As a University town, night clubs are a act of life. The Town should be able to foresee, especially with the growing influence of gangs in the Triangle, that venues like Visions can attract a dangerous crowd. Why don’t we have a standard mechanism for working with club owners to forestall these issues? Why aren’t we monitoring these flash points?

As far as Visions, I’d like to hear more about the incident. The knee-jerk response is to call for its closure – to go into reactive mode – something our Council is quite adept at.

Since we apparently missed an opportunity to learn some lessons from Avalon, I’m asking Council to make an effort to learn from Visions. If these venues are going to be allowed to operate, we should damn well be proactive and be ready to clamp down when we see a pattern of problems developing.

I’ve supported the CHPD’s efforts to become more “gang savvy” (here’s what I said about funding on WCHL).
I called on Council to provide a little “helper” funding to help make the recent Governor’s Crime Commission grant a bit more effective (didn’t happen).

Whether I’m elected or not, I will be asking Council again to support adequate gang education for both our police force and our community. And, as I said one year ago, we need to do more than deploy officers Downtown. We need to re-balance our force to nip issues before they escalate.

That is why I’m encouraged by an objective our Town Manager set our new new police chief, Chief Curran, to “expand the community policing efforts of the department so that community policing becomes a belief system within our department”.

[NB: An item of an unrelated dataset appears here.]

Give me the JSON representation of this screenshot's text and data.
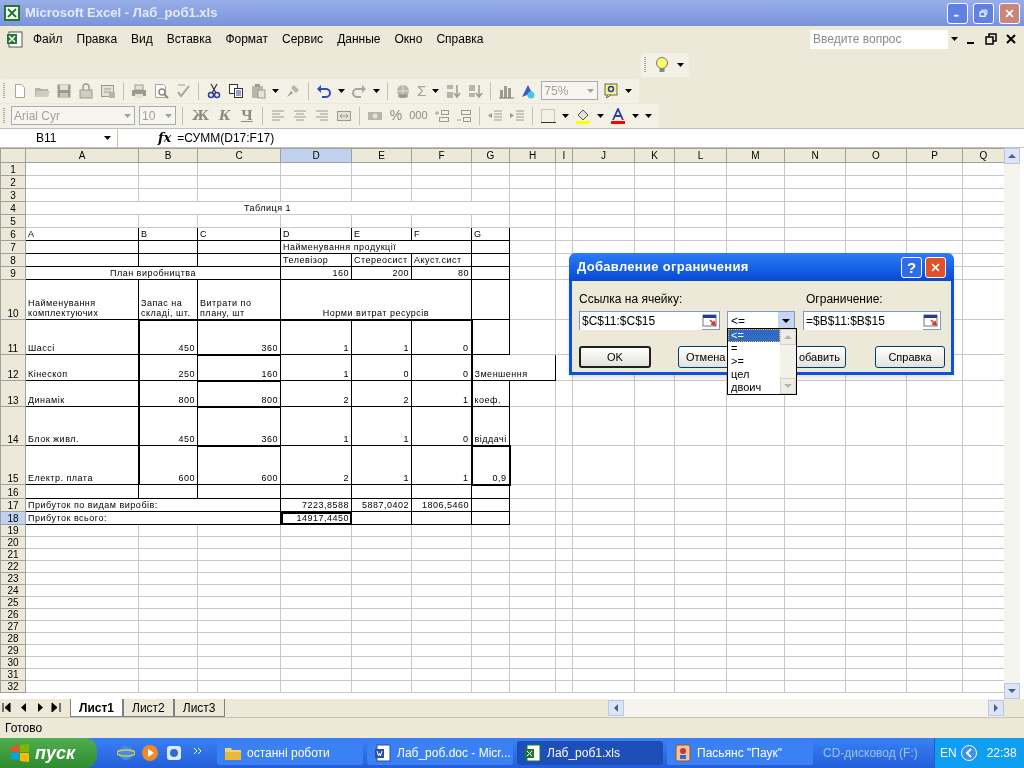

Finally, Office Gunter asks:

Anyone with information about the shooting, please call either the Chapel Hill Police Department at 968-2760 or Crime Stoppers at 942-7515. Calls to Crime Stoppers are confidential and anonymous, and the caller may be eligible for a cash reward up to $1,200 for information that leads to arrest.

Forewarned, supposedly, is forearmed. We obviously missed a few lessons from the Avalon mess, hopefully we won’t miss the lessons of Visions.